Losing Season Snaps Soccer’s NCS Streak


Madeleine Singh and Beck Chambers

For the first time in 12 years, boys’ varsity soccer failed to earn a spot in the North Coast Section (NCS) playoff tournament, finishing the regular season with a 6-13-4 record. Just 2 years ago, the team advanced to the NCS Championship game before being defeated by De Anza High School.

Head coach Aaron Girard, new to the position this year, noted that his squad lacked critical size and experience. “This year’s team was one of the youngest Campolindo varsity soccer teams in history,” he said. “Out of 20 rostered players on game days, we usually only had 2 to 3 healthy seniors, and the rest of our team were underclassmen.  In contrast, we routinely played teams with anywhere between 10 to 14 seniors on the field.  At high school level, that gap really puts your team at a huge deficit with regards to experience, speed, quickness, height, weight, and most importantly, leadership – everything.”

Varsity athlete junior Vivek Lashkari agreed with his coach. “A lot of the players this year for varsity did not have that much varsity experience, and that really took us down for the season,” he said. “Not everyone was always on the same page, and the chemistry wasn’t there to win the important games.”

Girard said the team faced a difficult game schedule and the absence of many essential team members, especially during the preseason as soccer overlapped with fall athletics. “Many teams in our division had a slew of easy games weaved into their schedule, whereas we only had roughly 3 of those games out of 23 games total,” he said. According to Girard, goalie junior Lucas Allen and “3-time All-Conference stud” senior Seppi Ortman were both unable to participate in the season’s first 6 games due to their participation in the NCS football playoffs.

“We also had 3 of our 11 starting players go down with long-term injuries in the 2nd half of the season for the most important league games,” Girard added.

According to Lashkari, that lack of success was also a mental issue. “I think the team suffered a downfall this season because there was a poor attitude to this season and we had problems in the preseason,” he said.

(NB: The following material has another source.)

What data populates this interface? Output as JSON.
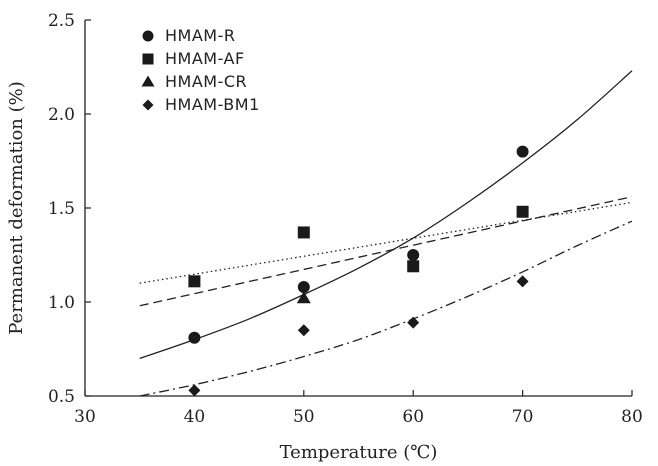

“[The last time the team didn’t make NCS was] the last time hell froze over… which was the 2005-2006 season, ending a streak of 11 years. It’s about as PG as I can express my current emotions,” said former varsity coach Shane Carney, who had coached the program for almost a decade before giving up the position in order to focus on family.

Such a decrease in success raised the question of whose coaching style provided the best fit for the program. “Shane’s coaching style was a lot more blunt [than Girard’s] and we were able to communicate with each other in a better fashion,” admitted Lashkari.

However, Carney has little intention of returning to his position as head coach. “As of now, the program is Aaron’s,” said Carney. “If the position opened back up, I’d have to think about it, but I am thoroughly enjoying being able to be home at nights with my daughter. Putting a cute baby to sleep in a warm house beats out dealing with smelly teenage boys in freezing weather.”

Girard considers the season to have been a learning experience for athletes and coaches alike. “[This] was a season unlike any other I’ve ever been a part of in 30-plus years of playing and coaching,” said Girard.

The team’s coaches and players are already looking toward next season. “As a team, we handled many challenges well, but then a couple others were things we have to learn from, prepare for, and be better at next year. If our players and coaches work hard in the offseason, the future can be very bright for these underclassmen,” said Girard.

“We better get it done next year,” added Lashkari.